The business of Internet, wireless, and telecom law.

The VoIP Patent Wars

Posted by Barlow Keener

We have entered the time of the VoIP patent wars.  Verizon Services Corp. v. Vonage Holdings Corp., No. 1:06-CV-00682 (E.D. Va.) (See, Verizon v Vonage Feb 12, 2007 Order) delivered the first tenative, but not final, results.   The positive about this case, according to comments made by Bingham McCutchen telecom patent attorney Ed Pennington  at VON Spring 2007, is that there is a 50% - 50% chance that upon de novo review the decision will be overturned.   

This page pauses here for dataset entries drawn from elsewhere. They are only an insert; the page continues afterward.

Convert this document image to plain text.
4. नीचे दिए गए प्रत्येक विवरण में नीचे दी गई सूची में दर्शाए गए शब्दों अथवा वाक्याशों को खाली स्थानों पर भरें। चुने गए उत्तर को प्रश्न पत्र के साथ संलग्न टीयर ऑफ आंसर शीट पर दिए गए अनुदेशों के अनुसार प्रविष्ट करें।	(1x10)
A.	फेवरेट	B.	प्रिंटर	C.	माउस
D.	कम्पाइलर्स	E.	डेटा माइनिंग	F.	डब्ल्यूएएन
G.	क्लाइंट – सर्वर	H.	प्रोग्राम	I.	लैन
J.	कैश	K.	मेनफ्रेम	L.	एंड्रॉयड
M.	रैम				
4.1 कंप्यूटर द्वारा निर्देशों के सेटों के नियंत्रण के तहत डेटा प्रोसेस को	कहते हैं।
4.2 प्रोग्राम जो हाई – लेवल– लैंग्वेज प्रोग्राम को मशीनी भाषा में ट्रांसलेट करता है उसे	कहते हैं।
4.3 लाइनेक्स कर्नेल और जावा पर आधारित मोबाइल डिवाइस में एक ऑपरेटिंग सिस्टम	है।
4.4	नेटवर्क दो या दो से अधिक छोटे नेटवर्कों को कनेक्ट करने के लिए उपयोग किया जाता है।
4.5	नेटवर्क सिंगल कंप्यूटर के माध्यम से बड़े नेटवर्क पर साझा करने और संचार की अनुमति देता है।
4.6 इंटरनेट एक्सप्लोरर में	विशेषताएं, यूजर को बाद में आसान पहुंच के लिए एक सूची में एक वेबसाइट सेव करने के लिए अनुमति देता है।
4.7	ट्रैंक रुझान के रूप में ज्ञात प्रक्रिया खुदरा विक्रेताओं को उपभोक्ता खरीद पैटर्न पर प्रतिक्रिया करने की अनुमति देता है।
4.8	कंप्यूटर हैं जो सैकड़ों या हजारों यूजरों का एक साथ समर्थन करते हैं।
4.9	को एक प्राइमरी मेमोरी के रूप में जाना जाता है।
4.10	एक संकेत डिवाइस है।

Ed understands telecom patent issues  well.  One of his first depositions covered the well-known Ronald Katz telecom patents.  Mr. Katz allegedly collected $1 billion as a result of receiving extremely broad telecom patents covering touch tone and IVR. The Verizon VoIP patents are not the only VoIP patents being litigated.  Take a look at C2 Communications Technology Inc. v Verizon, Qwest, BellSouth, Sprint, and Level3, filed on June 15, 2006, claiming an infringement of C2 VoIP Patent No. 6,243,373. Casey Stengel

In the law, like life itself, nothing is certain.  As baseball great and competitior Casey Stengel put it: “Never make predictions, especially about the future.”  The press and others are missing finer, though significant points, in the orders flowing from the decisions.  Blawger Barry Barnet made this point clear when he noted that Judge Claude Hilton in Verizon v. Vonage actually never entered an injunction order last Friday as reported widely in the press.  It is as though the press and others smell blood.  They have written off VoIP based on the order of a single trial court.  The press now seems to believe, as fact, that the trial court order unearthed the true inventor the process of translating VoIP calls to the PSTN.   

Now that the Vonage case is in the front page, early VoIP businesses and creators (recall Net2Phone (1996) and DialPad (2000)) are beginning to dig up the prior art.  VoIP calls were being “translated” from a name to a number and delivered to the PSTN before 1999.   We should expect to see prior art showing up on a telecom blog soon.